A fourth frequent dissociation appears when the official site becomes visible again, yet the external environment still provides the dominant category, comparison, or temporality. That is the role of Exogenous governance and Official site visible vs structuring third parties: making readable that intermediate moment where presence returns before precedence is actually restored.

Typical symptoms

The representation gap becomes readable when symptoms such as these appear:

  • the brand is present, but its service perimeter is extended beyond the canon;
  • the official site is cited, but limits, exclusions, or conditions disappear under synthesis;
  • an AI system attributes roles, expertise, or capabilities to the organization that were never published;
  • a third-party source, directory, comparator, or review page ends up defining the entity more strongly than the official source;
  • outputs remain plausible but differ enough from one system to another that no stable reconstruction can be presumed.

Why visibility is not enough

A visible source is not necessarily a governing source.

An explicit citation is not necessarily proof of fidelity.

A good answer on one query is not necessarily system-level stability.

This is precisely why the site maintains a doctrinal separation between:

  • visibility;
  • fidelity;
  • stability;
  • governability.

That boundary is stated explicitly in GEO metrics do not govern representation and extended in Interpretive auditability of AI systems.

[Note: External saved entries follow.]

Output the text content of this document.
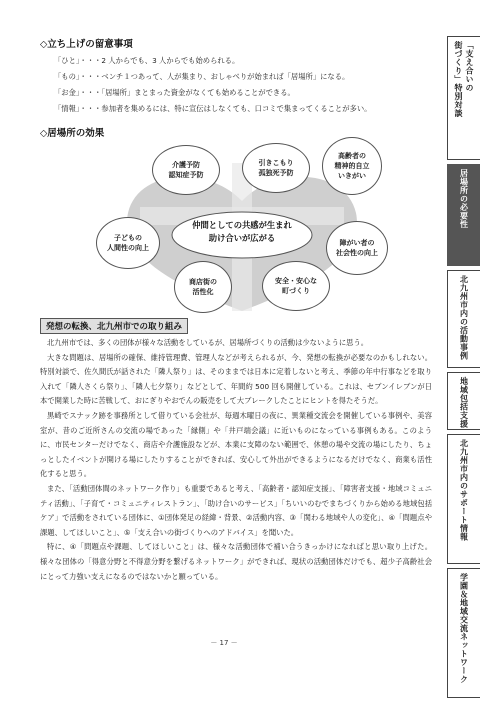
◇立ち上げの留意事項
「ひと」・・・2 人からでも、3 人からでも始められる。
「もの」・・・ベンチ１つあって、人が集まり、おしゃべりが始まれば「居場所」になる。
「お金」・・・「居場所」まとまった資金がなくても始めることができる。
「情報」・・・参加者を集めるには、特に宣伝はしなくても、口コミで集まってくることが多い。
◇居場所の効果
仲間としての共感が生まれ
助け合いが広がる
介護予防
認知症予防
引きこもり
孤独死予防
高齢者の
精神的自立
いきがい
子どもの
人間性の向上
障がい者の
社会性の向上
商店街の
活性化
安全・安心な
町づくり
発想の転換、北九州市での取り組み

北九州市では、多くの団体が様々な活動をしているが、居場所づくりの活動は少ないように思う。

大きな問題は、居場所の確保、維持管理費、管理人などが考えられるが、今、発想の転換が必要なのかもしれない。特別対談で、佐久間氏が話された「隣人祭り」は、そのままでは日本に定着しないと考え、季節の年中行事などを取り入れて「隣人さくら祭り」、「隣人七夕祭り」などとして、年間約 500 回も開催している。これは、セブンイレブンが日本で開業した時に苦戦して、おにぎりやおでんの販売をして大ブレークしたことにヒントを得たそうだ。

黒崎でスナック跡を事務所として借りている会社が、毎週木曜日の夜に、異業種交流会を開催している事例や、美容室が、昔のご近所さんの交流の場であった「縁側」や「井戸端会議」に近いものになっている事例もある。このように、市民センターだけでなく、商店や介護施設などが、本業に支障のない範囲で、休憩の場や交流の場にしたり、ちょっとしたイベントが開ける場にしたりすることができれば、安心して外出ができるようになるだけでなく、商業も活性化すると思う。

また、「活動団体間のネットワーク作り」も重要であると考え、「高齢者・認知症支援」、「障害者支援・地域コミュニティ活動」、「子育て・コミュニティレストラン」、「助け合いのサービス」「ちいいのむでまちづくりから始める地域包括ケア」で活動をされている団体に、①団体発足の経緯・背景、②活動内容、③「関わる地域や人の変化」、④「問題点や課題、してほしいこと」、⑤「支え合いの街づくりへのアドバイス」を聞いた。

特に、④「問題点や課題、してほしいこと」は、様々な活動団体で補い合うきっかけになればと思い取り上げた。様々な団体の「得意分野と不得意分野を繋げるネットワーク」ができれば、現状の活動団体だけでも、超少子高齢社会にとって力強い支えになるのではないかと願っている。

－ 17 －
「支え合いの
街づくり」特別対談
居場所の必要性
北九州市内の活動事例
地域包括支援
北九州市内のサポート情報
学園＆地域交流ネットワーク
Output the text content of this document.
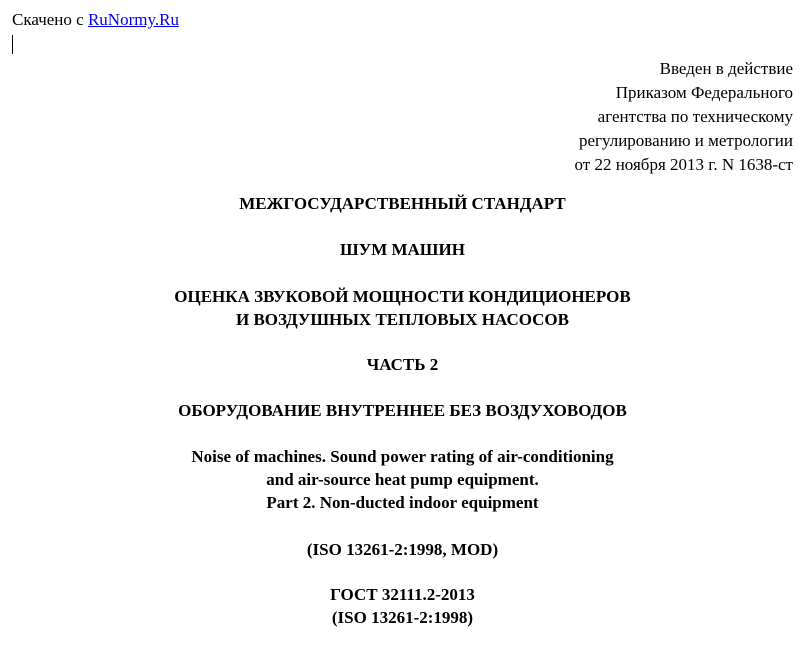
Скачено с RuNormy.Ru
Введен в действие
Приказом Федерального
агентства по техническому
регулированию и метрологии
от 22 ноября 2013 г. N 1638-ст
МЕЖГОСУДАРСТВЕННЫЙ СТАНДАРТ
ШУМ МАШИН
ОЦЕНКА ЗВУКОВОЙ МОЩНОСТИ КОНДИЦИОНЕРОВ
И ВОЗДУШНЫХ ТЕПЛОВЫХ НАСОСОВ
ЧАСТЬ 2
ОБОРУДОВАНИЕ ВНУТРЕННЕЕ БЕЗ ВОЗДУХОВОДОВ
Noise of machines. Sound power rating of air-conditioning
and air-source heat pump equipment.
Part 2. Non-ducted indoor equipment
(ISO 13261-2:1998, MOD)
ГОСТ 32111.2-2013
(ISO 13261-2:1998)
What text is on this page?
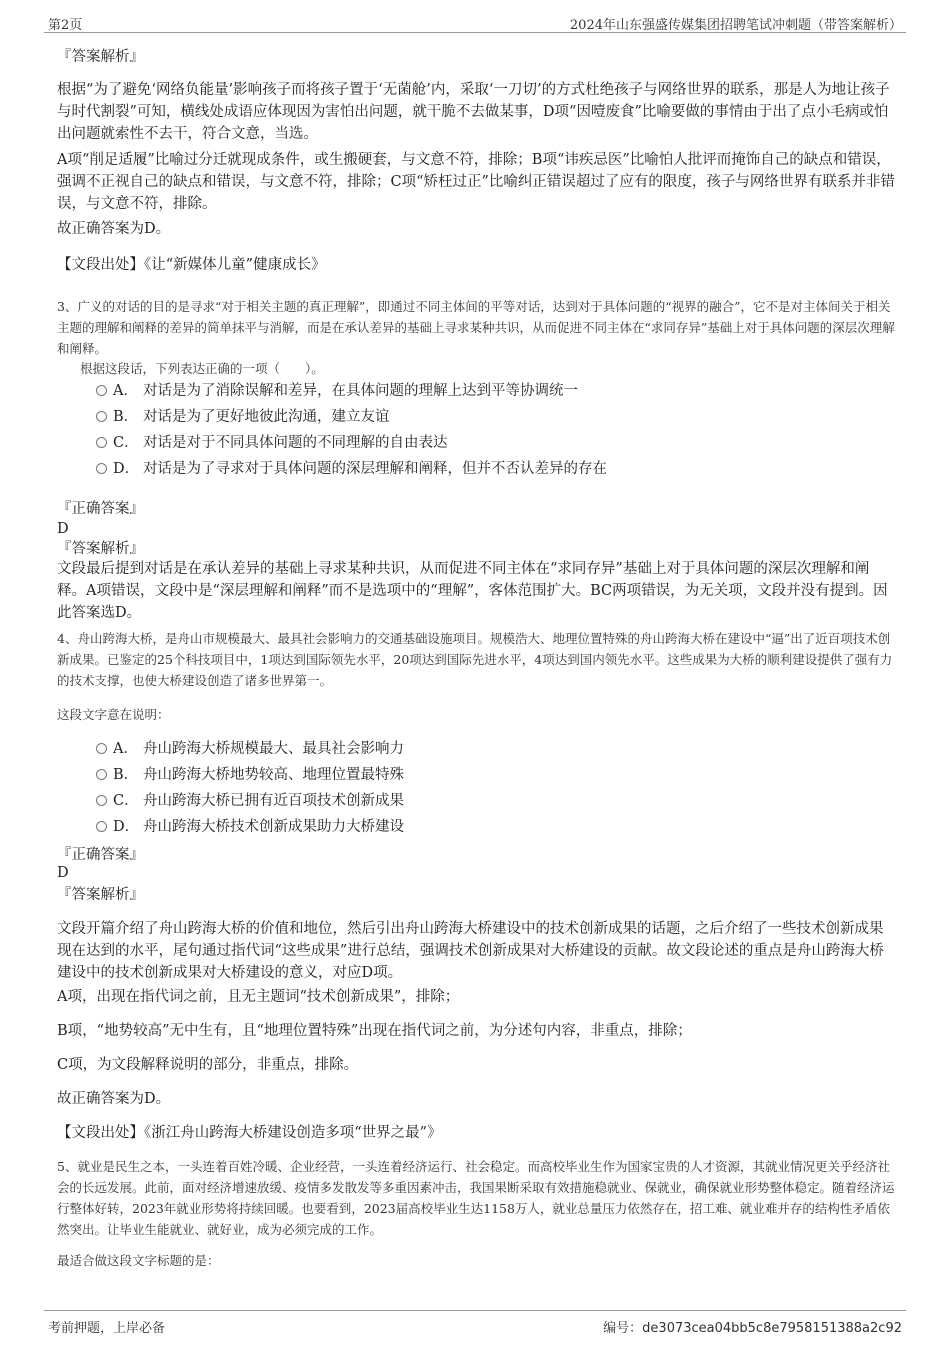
第2页	2024年山东强盛传媒集团招聘笔试冲刺题（带答案解析）
『答案解析』
根据“为了避免‘网络负能量’影响孩子而将孩子置于‘无菌舱’内，采取‘一刀切’的方式杜绝孩子与网络世界的联系，那是人为地让孩子与时代割裂”可知，横线处成语应体现因为害怕出问题，就干脆不去做某事，D项“因噎废食”比喻要做的事情由于出了点小毛病或怕出问题就索性不去干，符合文意，当选。
A项“削足适履”比喻过分迁就现成条件，或生搬硬套，与文意不符，排除；B项“讳疾忌医”比喻怕人批评而掩饰自己的缺点和错误，强调不正视自己的缺点和错误，与文意不符，排除；C项“矫枉过正”比喻纠正错误超过了应有的限度，孩子与网络世界有联系并非错误，与文意不符，排除。
故正确答案为D。
【文段出处】《让“新媒体儿童”健康成长》
3、广义的对话的目的是寻求“对于相关主题的真正理解”，即通过不同主体间的平等对话，达到对于具体问题的“视界的融合”，它不是对主体间关于相关主题的理解和阐释的差异的简单抹平与消解，而是在承认差异的基础上寻求某种共识，从而促进不同主体在“求同存异”基础上对于具体问题的深层次理解和阐释。
根据这段话，下列表达正确的一项（　　）。
A． 对话是为了消除误解和差异，在具体问题的理解上达到平等协调统一
B． 对话是为了更好地彼此沟通，建立友谊
C． 对话是对于不同具体问题的不同理解的自由表达
D． 对话是为了寻求对于具体问题的深层理解和阐释，但并不否认差异的存在
『正确答案』
D
『答案解析』
文段最后提到对话是在承认差异的基础上寻求某种共识，从而促进不同主体在“求同存异”基础上对于具体问题的深层次理解和阐释。A项错误，文段中是“深层理解和阐释”而不是选项中的“理解”，客体范围扩大。BC两项错误，为无关项，文段并没有提到。因此答案选D。
4、舟山跨海大桥，是舟山市规模最大、最具社会影响力的交通基础设施项目。规模浩大、地理位置特殊的舟山跨海大桥在建设中“逼”出了近百项技术创新成果。已鉴定的25个科技项目中，1项达到国际领先水平，20项达到国际先进水平，4项达到国内领先水平。这些成果为大桥的顺利建设提供了强有力的技术支撑，也使大桥建设创造了诸多世界第一。
这段文字意在说明：
A． 舟山跨海大桥规模最大、最具社会影响力
B． 舟山跨海大桥地势较高、地理位置最特殊
C． 舟山跨海大桥已拥有近百项技术创新成果
D． 舟山跨海大桥技术创新成果助力大桥建设
『正确答案』
D
『答案解析』
文段开篇介绍了舟山跨海大桥的价值和地位，然后引出舟山跨海大桥建设中的技术创新成果的话题，之后介绍了一些技术创新成果现在达到的水平，尾句通过指代词“这些成果”进行总结，强调技术创新成果对大桥建设的贡献。故文段论述的重点是舟山跨海大桥建设中的技术创新成果对大桥建设的意义，对应D项。
A项，出现在指代词之前，且无主题词“技术创新成果”，排除；
B项，“地势较高”无中生有，且“地理位置特殊”出现在指代词之前，为分述句内容，非重点，排除；
C项，为文段解释说明的部分，非重点，排除。
故正确答案为D。
【文段出处】《浙江舟山跨海大桥建设创造多项“世界之最”》
5、就业是民生之本，一头连着百姓冷暖、企业经营，一头连着经济运行、社会稳定。而高校毕业生作为国家宝贵的人才资源，其就业情况更关乎经济社会的长远发展。此前，面对经济增速放缓、疫情多发散发等多重因素冲击，我国果断采取有效措施稳就业、保就业，确保就业形势整体稳定。随着经济运行整体好转，2023年就业形势将持续回暖。也要看到，2023届高校毕业生达1158万人，就业总量压力依然存在，招工难、就业难并存的结构性矛盾依然突出。让毕业生能就业、就好业，成为必须完成的工作。
最适合做这段文字标题的是：
考前押题，上岸必备	编号：de3073cea04bb5c8e7958151388a2c92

What this page does not designate

The representation gap is not:

  • a mere sentiment or online reputation issue;
  • a synonym for presence in answers;
  • a standalone marketing score;
  • a ranking question in the classical sense;
  • a purely stylistic divergence.

It is a reconstruction gap.

Diagnosis therefore concerns how an entity, an offer, a relationship, or a perimeter is recomposed under machine reading.

When the gap becomes an audit matter

Moving to an audit becomes relevant when:

  • critical attributes are repeatedly distorted;
  • the same entity receives incompatible framings across systems;
  • a third party silently replaces the canonical source;
  • a local correction seems to produce little effect outside a favorable case;
  • the question is no longer “am I visible?” but “am I still being reconstructed correctly?”.

In those cases, the right entry point is often the representation gap audit, followed where needed by comparative audits, interpretive SEO, or interpretive governance.

To read this topic in order:

  1. The real problem is not visibility in AI, but the representation gap
  2. Representation gap vs canon-output gap
  3. Being cited vs being understood
  4. Cited source vs structuring source vs governing source
  5. Canon-output gap
  6. Proof of fidelity
  7. AI Search Monitoring vs representation governance
  8. AI citation analysis
  9. AI source mapping
  10. Exogenous governance
  11. Official site visible vs structuring third parties
  12. Representation gap audit

Conclusion

The important question is not only whether a brand appears in AI systems.

The important question is which version of itself AI systems fabricate when they speak on its behalf, summarize it, compare it, or recommend it.

It is that difference, and not raw presence alone, that this page calls the representation gap.